The natural gas supply picture doesn't look any better.
"Gas is going to be in short supply," says Gedd Cantwell, vice-president of National Bank in Calgary.

"We have not been replacing our reserves and if that's the case, when you're dealing with a limited supply or a dwindling supply, prices go higher," he adds.

Given supply constraints, Rubin believes Canadian energy stocks generally are undervalued by 20 to 25 per cent, and thinks opportunities for gains exist among both junior and senior companies.

Brian Acker, president and CEO of Acker Finley Inc. in Toronto, thinks differently.
He sees greater risk in junior energy companies, pointing out there is "a greater reward but also the greater risk.

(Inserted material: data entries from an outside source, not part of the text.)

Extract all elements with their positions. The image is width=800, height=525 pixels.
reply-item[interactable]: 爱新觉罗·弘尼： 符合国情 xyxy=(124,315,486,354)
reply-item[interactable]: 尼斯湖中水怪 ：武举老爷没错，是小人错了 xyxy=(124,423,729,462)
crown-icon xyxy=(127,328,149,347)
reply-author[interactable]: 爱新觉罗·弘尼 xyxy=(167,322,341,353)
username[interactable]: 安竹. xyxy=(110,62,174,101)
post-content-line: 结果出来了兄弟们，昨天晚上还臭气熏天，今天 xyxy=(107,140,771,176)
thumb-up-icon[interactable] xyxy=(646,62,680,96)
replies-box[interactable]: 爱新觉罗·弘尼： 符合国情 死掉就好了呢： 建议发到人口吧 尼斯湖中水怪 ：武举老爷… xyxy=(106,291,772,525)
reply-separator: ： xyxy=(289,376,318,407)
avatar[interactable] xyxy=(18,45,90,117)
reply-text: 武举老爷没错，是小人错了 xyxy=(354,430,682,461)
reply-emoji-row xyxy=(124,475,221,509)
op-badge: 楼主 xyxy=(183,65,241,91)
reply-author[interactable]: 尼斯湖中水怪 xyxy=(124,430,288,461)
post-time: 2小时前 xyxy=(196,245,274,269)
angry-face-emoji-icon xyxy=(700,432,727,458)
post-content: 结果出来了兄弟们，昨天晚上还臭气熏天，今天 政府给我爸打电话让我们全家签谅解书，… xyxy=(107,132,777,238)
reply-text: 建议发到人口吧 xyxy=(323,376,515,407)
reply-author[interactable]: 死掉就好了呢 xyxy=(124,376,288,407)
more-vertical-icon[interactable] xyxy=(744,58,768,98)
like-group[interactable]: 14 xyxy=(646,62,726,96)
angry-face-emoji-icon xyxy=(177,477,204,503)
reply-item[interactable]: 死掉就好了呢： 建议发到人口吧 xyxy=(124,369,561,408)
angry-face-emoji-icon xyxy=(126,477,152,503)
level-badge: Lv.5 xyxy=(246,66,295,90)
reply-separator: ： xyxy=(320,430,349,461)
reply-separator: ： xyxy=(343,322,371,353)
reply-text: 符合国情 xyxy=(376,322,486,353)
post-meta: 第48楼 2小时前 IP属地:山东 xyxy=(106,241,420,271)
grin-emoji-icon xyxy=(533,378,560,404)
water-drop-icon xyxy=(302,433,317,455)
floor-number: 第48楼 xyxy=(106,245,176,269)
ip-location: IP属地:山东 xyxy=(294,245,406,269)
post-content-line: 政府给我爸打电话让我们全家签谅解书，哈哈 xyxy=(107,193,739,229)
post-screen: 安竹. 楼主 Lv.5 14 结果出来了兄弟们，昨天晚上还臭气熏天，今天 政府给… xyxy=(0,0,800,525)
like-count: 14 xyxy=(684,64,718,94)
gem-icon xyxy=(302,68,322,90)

"Why even risk it?" he says of betting on junior oil and gas players against market heavyweights such as Suncor, PetroCan or Nexen.
Other companies Acker believes are worth looking at include Compton Petroleum, PetroKazakhstan "and the one that stands out is Husky Energy."

He also recommends investors who really want to buy stocks in smaller natural gas producers should own a group of them in a portfolio.
"Not just one or two, but try to get a portfolio of even a dozen; and that way it leeches out your risk."

All the companies mentioned by Acker are trading below their 52-week highs.

In the junior segment, Cantwell identified Cavell Energy as "a great little company."
The company is currently trading around $2.00, also below its 52-week high of $2.82.